As Laura left St. David's, she passed by one of the largest Neutral Indian Burial Ground in Ontario, less than 500 metres south of here.
Barbara Worthy tells us about it in this audio vignette.
Comment on page from Ontario's Historical Plaques (http://ontarioplaques.com/Plaques/Plaque_Niagara22.html ):
"This cairn was dedicated on October 5, 1934, predating the first blue and gold provincial historical marker by some 22 years. On two of its four faces, historical text was carved in stone. On its south face (with the Native American arrowhead represented as a pinnacle pointing left) was carved:
"200 y'ds n east of this point stood STAMFORD COTTAGE the home of Sir Peregrine Maitland, Lieut. Governor of Upper Canada. Property was purchased 1822. Gov. Maitland retired 1828."
On its north face, the text reads:
"200 y'ds n west of the highest point was situated the largest INDIAN OSSUARY yet discovered in the province. First discovered about 1820. Bones and sand removed 1908."
Decades later, the Archaeological and Historic Sites Board--forerunner of the Ontario Heritage Trust--erected a blue plaque on the cairn, covering the stone text to Stamford Cottage. The above black and white photo appears to have been taken at its unveiling ceremony, but the Trust appears to have no record of it. The photo is undated, but cannot be prior to May 1965, when the provincial flag shown in the photo was adopted. A photo dated 1987 shows this plaque on the cairn, but by 1989, when another photo was taken, it was gone, revealing the original Stamford Cottage text once again.
That carving is severely eroded and difficult to read, while the ossuary text remains legible.

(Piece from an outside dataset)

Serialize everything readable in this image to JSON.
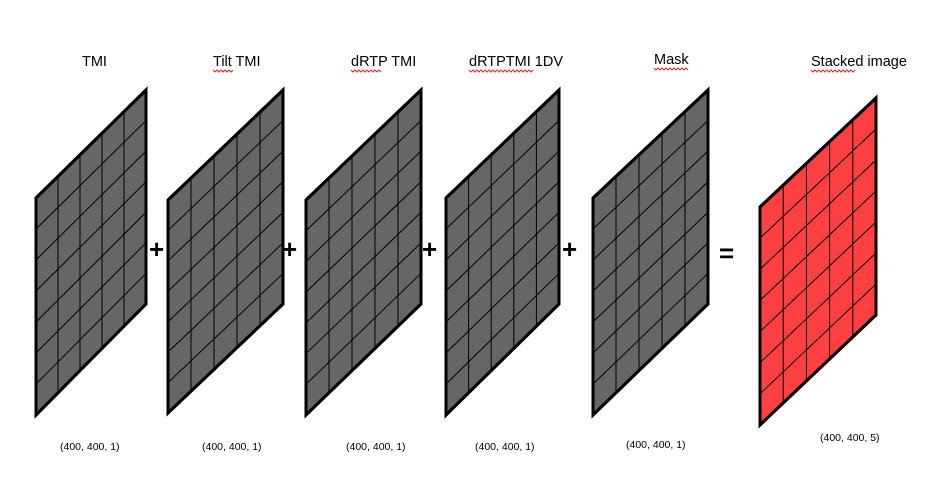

To help visitors appreciate it, the City of Niagara Falls erected a double-sided plaque next to the cairn. It modifies the stone texts, and changes the date of the ossuary's discovery. It reads:
"200 yards north east of this point stood "STAMFORD COTTAGE" later known as "STAMFORD PARK" the home of Sir Peregrine Maitland, Lieutenant Governor of Upper Canada from 1818 to 1828. The property was purchased in 1822 and consisted of a 'cottage' and gate house. The 22 room 'cottage' was destroyed by fire in 1828."
"200 yards north west of the highest point was situated the largest Indian Ossuary yet discovered in the Province. First discovered in 1828. Bones and sand removed in 1908."
There is evidence the cairn was moved from its original location when the surrounding subdivision was developed, but its exact original location requires further research. This would skew the distance references of 1934.
In any case, it's a worthy stop to visit this monumental relic of historical interpretation. Even contemporary federal cairns did not reach the height of this one. A lingering question: Who built it?"